The market’s stellar performance, as well as the recent shift away from actively managed mutual funds to passive index funds, have prosaic explanations been provided.

More people are buying stocks now than ever thanks to the increased popularity of funds that monitor the&nbsp, S&amp, P500, and other broad market measures.

Human psychology, however, could be a bigger factor than any other economic indicator.

Herd behavior, according to Stephen Thomas, a professor at the UK’s Bayes Business School, is more accurate for explaining stock market movements than business performance or the state of the economy.

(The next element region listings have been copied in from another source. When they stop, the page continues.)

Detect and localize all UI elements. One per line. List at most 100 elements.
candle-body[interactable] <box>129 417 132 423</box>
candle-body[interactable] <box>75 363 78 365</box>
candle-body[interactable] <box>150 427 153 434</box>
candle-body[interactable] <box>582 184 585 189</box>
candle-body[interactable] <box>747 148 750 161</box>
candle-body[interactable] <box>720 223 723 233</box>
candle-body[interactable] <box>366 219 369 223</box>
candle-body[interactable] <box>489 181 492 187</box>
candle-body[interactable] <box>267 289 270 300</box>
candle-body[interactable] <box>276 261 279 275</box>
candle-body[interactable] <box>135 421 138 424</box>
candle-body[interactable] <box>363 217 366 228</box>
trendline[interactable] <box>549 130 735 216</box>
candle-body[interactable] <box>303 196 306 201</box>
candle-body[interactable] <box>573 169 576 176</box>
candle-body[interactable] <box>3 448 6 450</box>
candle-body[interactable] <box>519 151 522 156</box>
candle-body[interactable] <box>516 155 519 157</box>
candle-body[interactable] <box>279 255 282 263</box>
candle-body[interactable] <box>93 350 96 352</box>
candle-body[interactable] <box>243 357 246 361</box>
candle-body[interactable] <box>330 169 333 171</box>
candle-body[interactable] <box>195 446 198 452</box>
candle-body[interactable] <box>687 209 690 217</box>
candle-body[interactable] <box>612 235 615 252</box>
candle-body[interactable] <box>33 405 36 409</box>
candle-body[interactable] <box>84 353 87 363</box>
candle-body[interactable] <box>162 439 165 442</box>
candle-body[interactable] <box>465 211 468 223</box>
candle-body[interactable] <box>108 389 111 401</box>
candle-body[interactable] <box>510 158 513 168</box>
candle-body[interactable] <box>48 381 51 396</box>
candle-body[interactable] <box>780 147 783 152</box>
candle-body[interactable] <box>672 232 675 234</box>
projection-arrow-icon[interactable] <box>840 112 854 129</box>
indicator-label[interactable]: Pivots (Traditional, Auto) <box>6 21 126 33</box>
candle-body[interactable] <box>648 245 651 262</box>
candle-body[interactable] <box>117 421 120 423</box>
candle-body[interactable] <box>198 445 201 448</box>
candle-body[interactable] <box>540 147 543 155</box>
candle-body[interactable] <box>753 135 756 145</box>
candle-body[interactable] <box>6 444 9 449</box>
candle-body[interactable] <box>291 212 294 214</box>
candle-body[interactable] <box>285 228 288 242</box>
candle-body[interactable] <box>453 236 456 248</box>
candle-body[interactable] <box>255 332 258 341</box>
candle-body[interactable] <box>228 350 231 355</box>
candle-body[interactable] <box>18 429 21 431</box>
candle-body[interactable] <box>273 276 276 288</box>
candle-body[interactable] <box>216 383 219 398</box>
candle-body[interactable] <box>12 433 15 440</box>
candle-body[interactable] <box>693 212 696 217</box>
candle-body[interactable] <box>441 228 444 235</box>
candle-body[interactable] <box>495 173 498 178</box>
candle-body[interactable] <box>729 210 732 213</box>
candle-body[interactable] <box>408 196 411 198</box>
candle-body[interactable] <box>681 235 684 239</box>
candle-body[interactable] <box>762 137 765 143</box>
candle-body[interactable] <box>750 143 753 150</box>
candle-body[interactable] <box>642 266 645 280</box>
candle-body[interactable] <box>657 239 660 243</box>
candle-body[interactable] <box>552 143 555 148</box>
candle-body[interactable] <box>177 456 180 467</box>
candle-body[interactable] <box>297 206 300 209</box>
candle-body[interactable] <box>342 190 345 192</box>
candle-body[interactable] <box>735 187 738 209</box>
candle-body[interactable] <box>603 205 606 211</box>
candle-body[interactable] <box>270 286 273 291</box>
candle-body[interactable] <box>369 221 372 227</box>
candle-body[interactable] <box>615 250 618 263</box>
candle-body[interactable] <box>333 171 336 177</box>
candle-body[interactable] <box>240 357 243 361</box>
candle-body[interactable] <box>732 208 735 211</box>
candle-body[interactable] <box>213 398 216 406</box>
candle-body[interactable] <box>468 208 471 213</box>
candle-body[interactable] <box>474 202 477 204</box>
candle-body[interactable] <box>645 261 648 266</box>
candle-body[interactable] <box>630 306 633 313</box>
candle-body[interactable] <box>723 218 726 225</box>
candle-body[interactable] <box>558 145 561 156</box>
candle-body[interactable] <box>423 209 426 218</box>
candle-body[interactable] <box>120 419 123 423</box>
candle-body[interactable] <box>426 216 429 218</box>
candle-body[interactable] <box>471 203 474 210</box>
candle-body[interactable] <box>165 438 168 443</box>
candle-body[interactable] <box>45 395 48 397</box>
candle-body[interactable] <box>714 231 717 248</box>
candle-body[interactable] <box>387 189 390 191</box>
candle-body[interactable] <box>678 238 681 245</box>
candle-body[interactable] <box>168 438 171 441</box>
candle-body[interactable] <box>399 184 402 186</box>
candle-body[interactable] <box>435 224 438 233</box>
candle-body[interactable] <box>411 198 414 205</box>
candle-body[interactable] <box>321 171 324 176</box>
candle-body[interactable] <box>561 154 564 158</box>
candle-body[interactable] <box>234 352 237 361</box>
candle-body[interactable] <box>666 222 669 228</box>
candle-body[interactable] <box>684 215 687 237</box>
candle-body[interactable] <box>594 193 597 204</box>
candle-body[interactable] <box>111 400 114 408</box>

The only proven investment strategy with both historical support and cross-account support is “momentum,” which means that what goes up continues to rise until it doesn’t, according to Thomas.

According to Thomas, “Fund managers can’t afford to fall behind their competitors.”

“And these are using momentum either secretly or deliberately. They behave therefore in a rational manner in terms of firm behavior and, in fact, in terms of our understanding of investment strategies.

nyc
Herd behavior is one reason behind stock market moves, experts say [File: Frank Franklin II/AP]

Steep falls

A stock market crash cannot be accurately predicted.

However, the market frequently exhibits steep falls.

The market has fallen 20 percent or more from its peak 15 times since World War II’s end.

In the majority of those cases, the market recovered to its peak within a few years, but the worst crashes kept investors in the red for a long time.

For nearly 13 years, investors who were hit by the dot-com bust and the global financial crisis of 2008-2009 struggled to fully recover their losses.

However, if there is one thing that practically everyone agrees on, it is that trying to time the market.

According to Angel, “waiting to see a trend is so dangerous is the result of some of the best uptrends occurring soon after the worst downtrends occur.”

1933, when the Great Depression was at the height of the stock market, was the “best year in US stock market history.” When it became clear that a recovery was in progress, the market quickly rallied because the market had already fallen so much.

Investors who feel they are within their risk tolerance, according to Burton Malkiel, a professor of economics at Princeton University, should shift the balance of their portfolios towards lower-risk assets, such as bonds, and hold onto more cash rather than attempt to time the market.